Human Value Detection – DeBERTa + Previous Sentences (2-sentence context)

This model is the DeBERTa + 2 previous sentences value detector from the paper:

Human Values in a Single Sentence: Moral Presence, Hierarchies, and Transformer Ensembles on the Schwartz Continuum
Víctor Yeste, Paolo Rosso (2026)

It is a multi-label classifier over the 19 refined Schwartz basic values, trained on the English, machine-translated portion of the ValueEval'24 / ValuesML corpus, with two previous sentences incorporated as features.

  • Base backbone: microsoft/deberta-base
  • Inputs during training/inference in the paper:
    • The current sentence (tokenized with DeBERTa)
    • A vector of binary labels predicted for the previous 2 sentences (prev_label_features, size = 2 × 19)
    • Optionally, the previous sentences and their predicted labels concatenated to the text
  • Outputs: a probability for each of the 19 Schwartz values.
  • Labels: we collapse “attained” and “constrained” into a single binary label per value (value is expressed vs. not expressed).

This checkpoint corresponds to the “Baseline + Previous-Sentences-2” feature-augmented model used in the paper and is one of the members of the best-performing DeBERTa ensemble.

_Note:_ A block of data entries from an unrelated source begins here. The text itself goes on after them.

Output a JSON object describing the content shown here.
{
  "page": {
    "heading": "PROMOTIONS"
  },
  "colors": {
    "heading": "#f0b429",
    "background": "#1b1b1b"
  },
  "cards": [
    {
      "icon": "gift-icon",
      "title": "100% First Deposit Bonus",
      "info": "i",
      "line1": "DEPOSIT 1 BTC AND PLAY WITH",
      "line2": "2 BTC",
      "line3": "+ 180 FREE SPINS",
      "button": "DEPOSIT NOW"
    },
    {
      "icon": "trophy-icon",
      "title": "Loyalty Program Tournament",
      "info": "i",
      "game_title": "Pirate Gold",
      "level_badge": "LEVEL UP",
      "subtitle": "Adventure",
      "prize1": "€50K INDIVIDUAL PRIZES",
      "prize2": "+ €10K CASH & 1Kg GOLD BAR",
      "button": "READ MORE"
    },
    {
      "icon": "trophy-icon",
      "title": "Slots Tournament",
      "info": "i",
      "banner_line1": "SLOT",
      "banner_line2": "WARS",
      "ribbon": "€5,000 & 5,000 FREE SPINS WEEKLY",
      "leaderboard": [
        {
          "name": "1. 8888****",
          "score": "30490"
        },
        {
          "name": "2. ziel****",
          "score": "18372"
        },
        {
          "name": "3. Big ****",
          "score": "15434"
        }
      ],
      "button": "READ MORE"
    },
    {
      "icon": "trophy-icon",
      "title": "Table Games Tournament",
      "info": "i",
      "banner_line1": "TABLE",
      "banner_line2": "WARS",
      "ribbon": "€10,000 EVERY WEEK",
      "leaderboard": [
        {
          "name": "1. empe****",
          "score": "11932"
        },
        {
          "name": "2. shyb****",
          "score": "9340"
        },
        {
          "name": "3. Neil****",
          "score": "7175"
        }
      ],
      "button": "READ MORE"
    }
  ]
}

⚠️ Important: In the paper, previous-sentence information is computed auto-regressively over each document (Text-ID). This Hugging Face model only contains the trained weights. To reproduce the full pipeline, please refer to the accompanying code repository.


Intended use

  • Research on human value detection, moral language, and discourse/context effects.
  • Baseline / starting point for work on:
    • Context-aware value detection
    • Sequential modelling of moral content in news and political discourse
    • Multi-label classification with auxiliary context features

The model was not trained or audited for safety-critical or high-stakes decision-making.


Labels

The 19 labels follow the refined Schwartz value continuum:

  1. Self-direction: thought
  2. Self-direction: action
  3. Stimulation
  4. Hedonism
  5. Achievement
  6. Power: dominance
  7. Power: resources
  8. Face
  9. Security: personal
  10. Security: societal
  11. Tradition
  12. Conformity: rules
  13. Conformity: interpersonal
  14. Humility
  15. Benevolence: caring
  16. Benevolence: dependability
  17. Universalism: concern
  18. Universalism: nature
  19. Universalism: tolerance

How to use

Because this model uses a custom architecture (EnhancedDebertaForSequenceClassification) with a previous-sentence label branch, it is loaded via:

  • AutoModelForSequenceClassification(..., trust_remote_code=True)
  • and (for full fidelity) expects a prev_label_features tensor of shape [batch_size, 2 * num_labels].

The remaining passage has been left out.